For the foregoing reasons, the district court's judgment is AFFIRMED.
ENTERED FOR THE COURT
Stephen H. Anderson
*.This order and judgment is not binding precedent, except under the doctrines of law of the case, res judicata, and collateral estoppel. The court generally disfavors the citation of orders and judgments; nevertheless, an order and judgment may be cited under the terms and conditions of 10th Cir. R. 36.3.
1.The district court cited Fed. R. Civ. P. 56 and Rule 56.1 of the Rules of Practice of the United States District Court for the District Court of Kansas. Federal Rule 56(e) specifically states:
When a motion for summary judgment is made and supported [by affidavit], an adverse party may not rest upon the mere allegations or denials of the adverse party's pleadings, but the adverse party's response, by affidavits or as otherwise provided in this rule, must set forth specific facts showing that there is a genuine issue for trial. If the adverse party does not so respond, summary judgment, if appropriate, may be entered against the adverse party.
Similarly, Kansas Rule 56.1(b) requires:
A memorandum in opposition to a motion for summary judgment shall begin with a section that contains a concise statement of material facts as to which the party contends a genuine issue exists.
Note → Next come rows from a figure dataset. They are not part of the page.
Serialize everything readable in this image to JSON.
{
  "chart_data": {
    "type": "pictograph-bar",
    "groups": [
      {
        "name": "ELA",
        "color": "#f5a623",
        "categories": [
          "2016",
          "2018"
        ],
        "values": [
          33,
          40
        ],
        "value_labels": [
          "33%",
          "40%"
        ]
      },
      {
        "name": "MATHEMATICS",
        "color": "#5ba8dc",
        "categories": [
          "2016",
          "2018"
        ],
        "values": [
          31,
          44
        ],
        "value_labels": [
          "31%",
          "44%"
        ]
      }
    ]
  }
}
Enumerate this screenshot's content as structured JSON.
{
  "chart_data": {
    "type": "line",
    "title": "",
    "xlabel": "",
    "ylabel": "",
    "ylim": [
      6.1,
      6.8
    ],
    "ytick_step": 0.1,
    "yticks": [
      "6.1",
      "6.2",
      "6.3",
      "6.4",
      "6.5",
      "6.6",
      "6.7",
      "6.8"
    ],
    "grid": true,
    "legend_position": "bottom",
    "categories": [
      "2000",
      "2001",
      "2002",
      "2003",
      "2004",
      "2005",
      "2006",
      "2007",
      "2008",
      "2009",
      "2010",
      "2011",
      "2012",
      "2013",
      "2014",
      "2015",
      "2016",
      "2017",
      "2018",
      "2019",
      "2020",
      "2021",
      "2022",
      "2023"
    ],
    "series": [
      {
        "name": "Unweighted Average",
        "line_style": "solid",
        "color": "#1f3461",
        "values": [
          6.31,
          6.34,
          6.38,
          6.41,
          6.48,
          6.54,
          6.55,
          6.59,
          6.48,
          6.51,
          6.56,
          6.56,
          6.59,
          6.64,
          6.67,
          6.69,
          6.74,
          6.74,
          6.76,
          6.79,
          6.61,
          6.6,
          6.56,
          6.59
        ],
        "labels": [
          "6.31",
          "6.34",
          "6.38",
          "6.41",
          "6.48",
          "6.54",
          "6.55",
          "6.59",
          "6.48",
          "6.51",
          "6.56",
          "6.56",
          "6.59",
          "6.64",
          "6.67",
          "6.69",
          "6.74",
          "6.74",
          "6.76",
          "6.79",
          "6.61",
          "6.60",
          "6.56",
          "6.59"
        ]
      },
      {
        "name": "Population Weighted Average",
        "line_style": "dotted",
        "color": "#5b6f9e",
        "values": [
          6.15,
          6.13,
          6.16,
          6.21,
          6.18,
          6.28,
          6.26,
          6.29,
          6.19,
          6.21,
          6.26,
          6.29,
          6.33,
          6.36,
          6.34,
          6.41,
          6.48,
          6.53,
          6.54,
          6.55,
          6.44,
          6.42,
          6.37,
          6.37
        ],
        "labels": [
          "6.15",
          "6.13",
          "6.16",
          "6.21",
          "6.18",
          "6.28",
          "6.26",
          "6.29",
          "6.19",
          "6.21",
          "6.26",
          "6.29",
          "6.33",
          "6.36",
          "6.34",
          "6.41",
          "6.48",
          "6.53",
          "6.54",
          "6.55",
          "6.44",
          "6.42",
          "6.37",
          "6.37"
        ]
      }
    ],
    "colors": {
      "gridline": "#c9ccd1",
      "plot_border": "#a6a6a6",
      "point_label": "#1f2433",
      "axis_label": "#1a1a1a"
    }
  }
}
Each fact in dispute shall be numbered by paragraph, shall refer with particularity to those portions of the record upon which the opposing party relies, and, if applicable, shall state the number of movant's fact that is disputed. . . . If the party opposing summary judgment relies on any facts not contained in movant's memorandum, that party shall set forth each additional fact in a separately numbered paragraph, supported by references to the record. . . .
2.This dismissal occurred only after Plaintiff failed to properly respond to the Defendants' motion for summary judgment for over a year, ignoring the district court's express orders to do so for more than two months.
3.Rule 56(f) specifically states as follows:
Should it appear from the affidavits of a party opposing the motion that the party cannot for reasons stated present by affidavit facts essential to justify the party's opposition, the court may refuse the application for judgment or may order a continuance to permit affidavits to be obtained or depositions to be taken or discovery to be had or may make such other order as is just.